Стиккисхоульмюр, ноябрь 1686 года
Отерев с ключа кровь, Пьетюр поворачивается к Роусе и Паудлю.
– Мне нужно напоить Йоуна. Побудьте пока тут.
Роуса боится, как бы что-нибудь не выдало, что она побывала на чердаке. Но она не может последовать за Пьетюром, не возбудив подозрений.
Он взбирается по лестнице, и она представляет, как он сейчас войдет в темную комнату, опустится на пол подле Йоуна, потом подойдет к кречету и, быть может, бросит ему птенчика или крысу.
Она вспоминает жуткие глаза птицы, следившие за ней, и поеживается.
Паудль садится на скамью рядом с ней.
– Пьетюр рассказал мне, что там на чердаке.
Роуса вздрагивает, но старается, чтобы голос ее прозвучал равнодушно:
– Да?
– Там разные бумаги Йоуна – по хозяйству, по делам селения. Он настаивает на том, чтобы сохранить документы в тайне, а Пьетюр считается с его желаниями.
Роуса открывает было рот, но тут с лестницы едва ли не скатывается Пьетюр, бледно-зеленый, как молочная сыворотка. Не успевают они спросить, в чем дело, как он выпаливает:
– Йоуну стало хуже. Намного хуже. Его рана…
У него вырывается вопль отчаяния, и он с такой силой бьет кулаком в стену, что на одной из досок появляется трещина.

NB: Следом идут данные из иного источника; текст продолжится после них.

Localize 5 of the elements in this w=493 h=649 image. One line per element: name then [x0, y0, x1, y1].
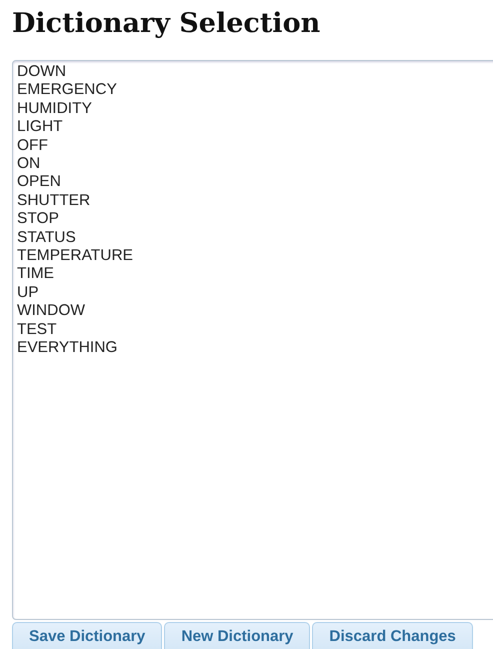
page-title: Dictionary Selection	[12, 7, 322, 41]
dictionary-button[interactable]: New Dictionary	[164, 622, 310, 649]
dictionary-button[interactable]: Discard Changes	[312, 622, 473, 649]
text-area[interactable]: DOWN EMERGENCY HUMIDITY LIGHT OFF ON OPEN SHUTTER STOP STATUS TEMPERATURE TIME UP WINDOW TEST EVERYTHING	[12, 60, 493, 620]
dictionary-button[interactable]: Save Dictionary	[12, 622, 162, 649]
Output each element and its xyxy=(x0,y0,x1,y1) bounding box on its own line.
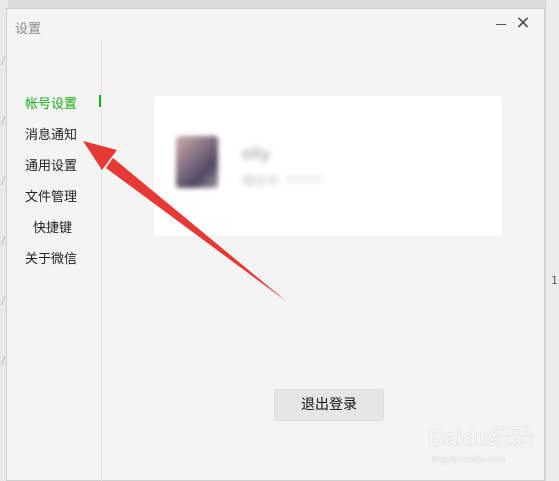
background-fragment: 1 xyxy=(551,274,558,287)
avatar xyxy=(176,136,218,188)
sidebar-item-general-settings[interactable]: 通用设置 xyxy=(25,155,77,174)
background-app-right-edge xyxy=(545,0,559,481)
window-title: 设置 xyxy=(15,22,42,37)
sidebar-item-shortcuts[interactable]: 快捷键 xyxy=(33,217,72,236)
settings-window: 设置 × 帐号设置 消息通知 通用设置 文件管理 快捷键 关于微信 olly 微… xyxy=(6,8,545,481)
account-nickname: olly xyxy=(242,144,271,163)
active-tab-indicator xyxy=(99,95,101,107)
account-id: 微信号: ****** xyxy=(242,174,322,188)
sidebar-item-account-settings[interactable]: 帐号设置 xyxy=(25,93,77,112)
settings-sidebar: 帐号设置 消息通知 通用设置 文件管理 快捷键 关于微信 xyxy=(7,39,102,481)
close-icon[interactable]: × xyxy=(514,12,532,34)
minimize-icon[interactable] xyxy=(494,17,508,31)
sidebar-item-about-wechat[interactable]: 关于微信 xyxy=(25,248,77,267)
logout-button[interactable]: 退出登录 xyxy=(274,389,384,421)
sidebar-item-file-management[interactable]: 文件管理 xyxy=(25,186,77,205)
account-card: olly 微信号: ****** xyxy=(154,96,502,236)
sidebar-item-message-notifications[interactable]: 消息通知 xyxy=(25,124,77,143)
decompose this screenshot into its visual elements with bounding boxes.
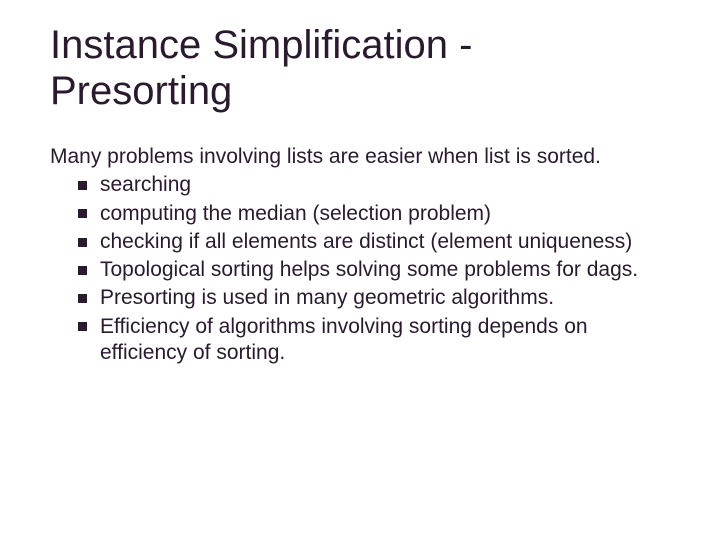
list-item: Presorting is used in many geometric alg… <box>78 285 670 311</box>
list-item: checking if all elements are distinct (e… <box>78 229 670 255</box>
square-bullet-icon <box>78 238 87 247</box>
list-item: Topological sorting helps solving some p… <box>78 257 670 283</box>
intro-text: Many problems involving lists are easier… <box>50 144 670 170</box>
list-item: searching <box>78 172 670 198</box>
list-item-text: computing the median (selection problem) <box>100 202 491 225</box>
square-bullet-icon <box>78 209 87 218</box>
square-bullet-icon <box>78 294 87 303</box>
title-line-2: Presorting <box>50 69 232 113</box>
list-item: computing the median (selection problem) <box>78 201 670 227</box>
bullet-list: searching computing the median (selectio… <box>50 172 670 366</box>
title-line-1: Instance Simplification - <box>50 23 472 67</box>
square-bullet-icon <box>78 181 87 190</box>
list-item-text: Efficiency of algorithms involving sorti… <box>100 315 588 364</box>
square-bullet-icon <box>78 322 87 331</box>
list-item-text: Topological sorting helps solving some p… <box>100 258 638 281</box>
square-bullet-icon <box>78 266 87 275</box>
slide: Instance Simplification - Presorting Man… <box>0 0 720 540</box>
slide-title: Instance Simplification - Presorting <box>50 22 670 114</box>
list-item-text: Presorting is used in many geometric alg… <box>100 286 554 309</box>
list-item: Efficiency of algorithms involving sorti… <box>78 314 670 367</box>
list-item-text: searching <box>100 173 191 196</box>
list-item-text: checking if all elements are distinct (e… <box>100 230 632 253</box>
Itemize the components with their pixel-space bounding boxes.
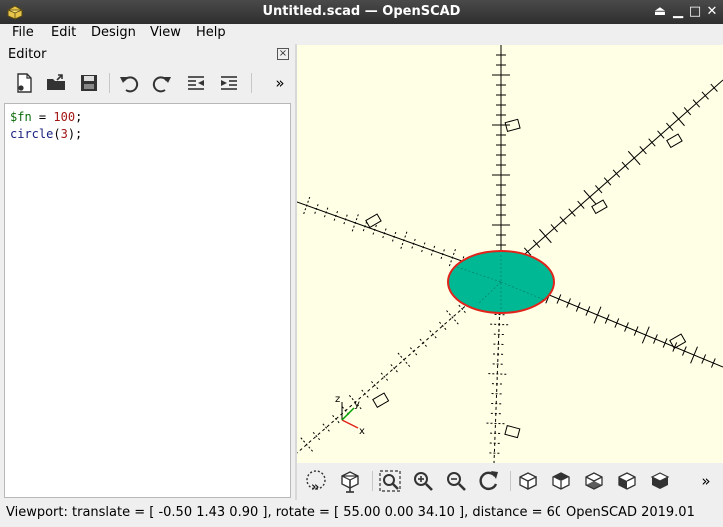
unindent-icon[interactable] <box>184 71 208 95</box>
menu-view[interactable]: View <box>150 25 181 40</box>
preview-icon[interactable]: » <box>304 468 330 495</box>
code-token: ( <box>53 127 61 141</box>
zoom-in-icon[interactable] <box>410 468 436 494</box>
viewport-status: Viewport: translate = [ -0.50 1.43 0.90 … <box>6 505 560 520</box>
code-token: ; <box>75 110 83 124</box>
view-top-icon[interactable] <box>548 468 574 494</box>
save-icon[interactable] <box>77 71 101 95</box>
new-file-icon[interactable] <box>12 71 36 95</box>
3d-viewport[interactable]: z x y <box>297 45 723 463</box>
status-bar: Viewport: translate = [ -0.50 1.43 0.90 … <box>0 500 723 527</box>
editor-dock-header: Editor × <box>0 45 295 65</box>
code-token: ); <box>67 127 83 141</box>
code-line-1: $fn = 100; <box>10 110 82 124</box>
undo-icon[interactable] <box>117 71 141 95</box>
viewport-canvas[interactable]: z x y <box>297 45 723 463</box>
axes-indicator: z x y <box>335 394 365 437</box>
render-icon[interactable] <box>337 468 363 494</box>
view-right-icon[interactable] <box>515 468 541 494</box>
close-window-icon[interactable]: ✕ <box>703 3 721 21</box>
editor-toolbar: » <box>0 67 295 99</box>
menu-edit[interactable]: Edit <box>51 25 76 40</box>
maximize-icon[interactable]: □ <box>686 3 704 21</box>
svg-text:»: » <box>311 480 319 494</box>
version-label: OpenSCAD 2019.01 <box>566 505 695 520</box>
code-line-2: circle(3); <box>10 127 82 141</box>
code-token: = <box>31 110 54 124</box>
editor-title: Editor <box>8 47 47 62</box>
code-token: 3 <box>60 127 68 141</box>
menu-help[interactable]: Help <box>196 25 226 40</box>
view-left-icon[interactable] <box>614 468 640 494</box>
redo-icon[interactable] <box>150 71 174 95</box>
toolbar-more-icon[interactable]: » <box>268 71 292 95</box>
view-toolbar: » » <box>297 463 723 499</box>
zoom-out-icon[interactable] <box>443 468 469 494</box>
code-token: $fn <box>10 110 32 124</box>
menu-file[interactable]: File <box>12 25 34 40</box>
menu-bar: File Edit Design View Help <box>0 24 723 44</box>
minimize-icon[interactable]: ▁ <box>669 3 687 21</box>
reset-view-icon[interactable] <box>476 468 502 494</box>
indent-icon[interactable] <box>217 71 241 95</box>
menu-design[interactable]: Design <box>91 25 136 40</box>
shade-window-icon[interactable]: ⏏ <box>651 3 669 21</box>
code-token: circle <box>10 127 54 141</box>
view-toolbar-more-icon[interactable]: » <box>693 468 719 494</box>
code-token: 100 <box>53 110 76 124</box>
axis-y-label: y <box>354 399 360 410</box>
open-file-icon[interactable] <box>44 71 68 95</box>
axis-tick <box>446 310 459 325</box>
code-editor[interactable]: $fn = 100; circle(3); <box>4 103 291 498</box>
view-bottom-icon[interactable] <box>581 468 607 494</box>
close-editor-icon[interactable]: × <box>277 48 289 60</box>
view-all-icon[interactable] <box>377 468 403 494</box>
view-front-icon[interactable] <box>647 468 673 494</box>
window-title: Untitled.scad — OpenSCAD <box>262 4 461 19</box>
axis-z-label: z <box>335 394 340 405</box>
axis-x-label: x <box>359 426 365 437</box>
title-bar: Untitled.scad — OpenSCAD ⏏ ▁ □ ✕ <box>0 0 723 24</box>
axis-tick <box>486 422 505 425</box>
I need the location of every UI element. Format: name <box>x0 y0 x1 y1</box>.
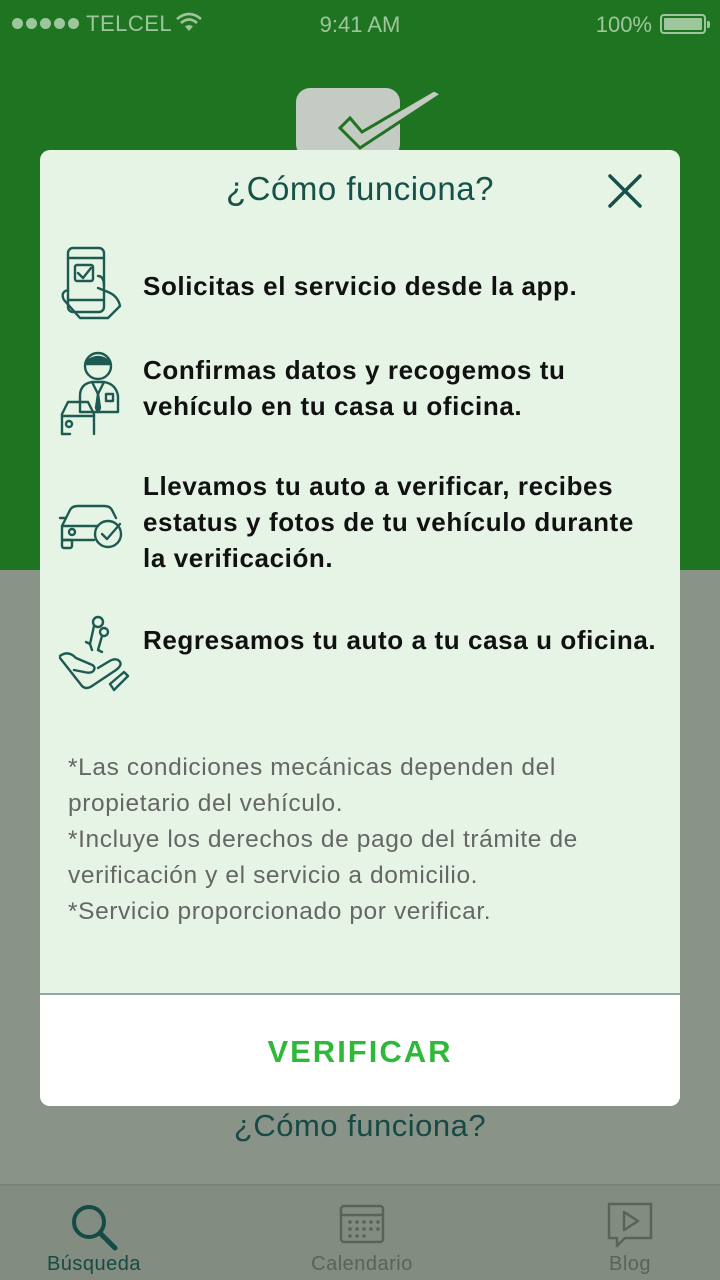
tab-label: Calendario <box>311 1253 413 1275</box>
modal-footer: VERIFICAR <box>40 993 680 1106</box>
app-logo-icon <box>296 88 444 158</box>
step-text: Regresamos tu auto a tu casa u oficina. <box>143 625 657 655</box>
video-icon <box>607 1202 653 1248</box>
status-bar: TELCEL 9:41 AM 100% <box>0 0 720 50</box>
modal-title: ¿Cómo funciona? <box>226 170 494 207</box>
calendar-icon <box>339 1204 385 1244</box>
how-it-works-link[interactable]: ¿Cómo funciona? <box>0 1108 720 1144</box>
tab-bar: Búsqueda Calendario Blog <box>0 1184 720 1280</box>
step-text: Llevamos tu auto a verificar, recibes es… <box>143 471 634 573</box>
tab-calendario[interactable]: Calendario <box>272 1186 452 1280</box>
tab-blog[interactable]: Blog <box>540 1186 720 1280</box>
car-check-icon <box>58 504 123 550</box>
tab-label: Búsqueda <box>46 1253 142 1275</box>
battery-icon <box>660 14 710 34</box>
verificar-button[interactable]: VERIFICAR <box>40 995 680 1106</box>
driver-car-icon <box>60 351 120 436</box>
search-icon <box>72 1205 118 1251</box>
note-item: *Incluye los derechos de pago del trámit… <box>68 826 578 889</box>
how-it-works-modal: ¿Cómo funciona? Solicitas el servicio de… <box>40 150 680 1106</box>
hand-keys-icon <box>58 615 130 692</box>
disclaimer-notes: *Las condiciones mecánicas dependen del … <box>68 750 668 930</box>
note-item: *Las condiciones mecánicas dependen del … <box>68 754 556 817</box>
battery-percentage: 100% <box>595 12 652 37</box>
tab-busqueda[interactable]: Búsqueda <box>4 1186 184 1280</box>
phone-tap-icon <box>61 246 122 320</box>
note-item: *Servicio proporcionado por verificar. <box>68 898 492 925</box>
step-text: Confirmas datos y recogemos tu vehículo … <box>143 355 566 421</box>
step-text: Solicitas el servicio desde la app. <box>143 271 578 301</box>
close-icon[interactable] <box>606 172 644 210</box>
tab-label: Blog <box>608 1253 652 1275</box>
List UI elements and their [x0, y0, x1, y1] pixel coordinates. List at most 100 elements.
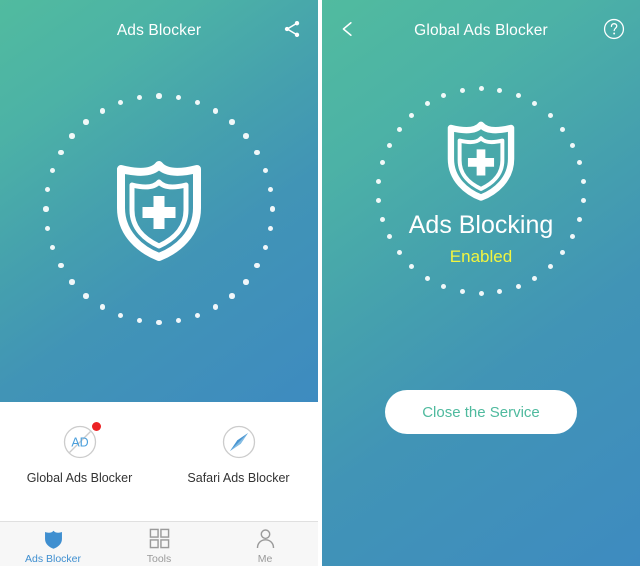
tab-tools[interactable]: Tools [106, 522, 212, 566]
ring-dot [136, 317, 143, 324]
status-title: Ads Blocking [408, 211, 554, 239]
right-header: Global Ads Blocker [322, 0, 640, 62]
ring-dot [117, 312, 124, 319]
ring-dot [229, 293, 235, 299]
shortcut-label: Safari Ads Blocker [187, 471, 290, 485]
ring-dot [424, 275, 430, 281]
ring-dot [441, 92, 447, 98]
ring-dot [424, 101, 430, 107]
ring-dot [532, 275, 538, 281]
question-mark-circle-icon [603, 18, 625, 45]
ring-dot [243, 133, 249, 139]
ring-dot [267, 186, 274, 193]
shortcut-safari-ads-blocker[interactable]: Safari Ads Blocker [159, 424, 318, 485]
share-button[interactable] [272, 11, 312, 51]
help-button[interactable] [594, 11, 634, 51]
ring-dot [267, 225, 274, 232]
ring-dot [262, 244, 269, 251]
grid-icon [149, 528, 170, 550]
tab-label: Me [257, 552, 273, 565]
ad-block-icon: AD [62, 422, 101, 460]
ring-dot [229, 119, 235, 125]
ring-dot [376, 179, 382, 185]
page-title: Global Ads Blocker [414, 22, 548, 40]
tab-me[interactable]: Me [212, 522, 318, 566]
ring-dot [497, 289, 503, 295]
ring-dot [43, 206, 49, 212]
ring-dot [49, 244, 56, 251]
ring-dot [58, 149, 64, 156]
person-icon [255, 528, 276, 550]
status-badge: Enabled [449, 247, 513, 266]
ring-dot [212, 304, 219, 310]
ring-dot [396, 126, 402, 132]
svg-text:AD: AD [71, 436, 88, 450]
ring-dot [49, 167, 56, 174]
ring-dot [386, 142, 392, 148]
close-service-button[interactable]: Close the Service [385, 390, 577, 434]
ring-dot [577, 160, 583, 166]
ring-dot [136, 94, 143, 101]
ring-dot [69, 279, 75, 285]
ring-dot [532, 101, 538, 107]
tab-ads-blocker[interactable]: Ads Blocker [0, 522, 106, 566]
ring-dot [515, 92, 521, 98]
ring-dot [83, 293, 89, 299]
ring-dot [560, 126, 566, 132]
ring-dot [194, 99, 201, 106]
ring-dot [497, 87, 503, 93]
ring-dot [459, 289, 465, 295]
ring-dot [441, 284, 447, 290]
hero-shield [443, 119, 519, 206]
ring-dot [570, 142, 576, 148]
ring-dot [376, 197, 382, 203]
safari-compass-icon [221, 424, 257, 460]
ring-dot [117, 99, 124, 106]
ring-dot [44, 225, 51, 232]
shortcut-row: AD Global Ads Blocker Safari Ads Blocker [0, 422, 318, 485]
shield-check-icon [111, 161, 207, 265]
ring-dot [175, 94, 182, 101]
ring-dot [515, 284, 521, 290]
ring-dot [547, 112, 553, 118]
tab-label: Tools [146, 552, 172, 565]
ring-dot [156, 93, 162, 99]
right-screen: Global Ads Blocker Ads Blocking Enabled … [322, 0, 640, 566]
bottom-tab-bar: Ads Blocker Tools Me [0, 521, 318, 566]
ring-dot [194, 312, 201, 319]
shortcut-label: Global Ads Blocker [26, 471, 133, 485]
tab-label: Ads Blocker [24, 552, 82, 565]
share-icon [282, 19, 302, 44]
ring-dot [580, 197, 586, 203]
hero-shield [111, 158, 207, 266]
ring-dot [379, 160, 385, 166]
ring-dot [175, 317, 182, 324]
ring-dot [269, 206, 275, 212]
page-title: Ads Blocker [116, 22, 202, 40]
ring-dot [580, 179, 586, 185]
ring-dot [58, 262, 64, 269]
ring-dot [459, 87, 465, 93]
ring-dot [478, 86, 484, 91]
ring-dot [254, 262, 260, 269]
ring-dot [409, 112, 415, 118]
shortcuts-sheet: AD Global Ads Blocker Safari Ads Blocker [0, 402, 318, 521]
ring-dot [212, 108, 219, 114]
ring-dot [99, 108, 106, 114]
ring-dot [243, 279, 249, 285]
shield-check-icon [443, 121, 519, 205]
ring-dot [262, 167, 269, 174]
ring-dot [69, 133, 75, 139]
ring-dot [254, 149, 260, 156]
ring-dot [99, 304, 106, 310]
app-screenshot: Ads Blocker AD Global Ads Blocker Safari… [0, 0, 640, 566]
shortcut-global-ads-blocker[interactable]: AD Global Ads Blocker [0, 422, 159, 485]
ring-dot [478, 291, 484, 296]
shield-icon [43, 528, 64, 550]
ring-dot [83, 119, 89, 125]
notification-badge [91, 422, 101, 431]
ring-dot [156, 319, 162, 325]
left-header: Ads Blocker [0, 0, 318, 62]
ring-dot [44, 186, 51, 193]
left-screen: Ads Blocker AD Global Ads Blocker Safari… [0, 0, 318, 566]
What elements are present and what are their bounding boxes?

– Позволь мне. – Роуса встает и идет к лестнице.
Пьетюр преграждает ей путь.
– Нет, тебе туда нельзя.
– Позволь мне его увидеть. Он мой муж. Ты же не дашь ему умереть? – Роуса смотрит прямо в необыкновенные глаза Пьетюра и чувствует, что Паудль стоит у нее за спиной, так близко, что дыхание его обжигает ей шею. – Ну же! – Впервые она позволяет себе говорить в таком тоне. – Если тебе дорога его жизнь…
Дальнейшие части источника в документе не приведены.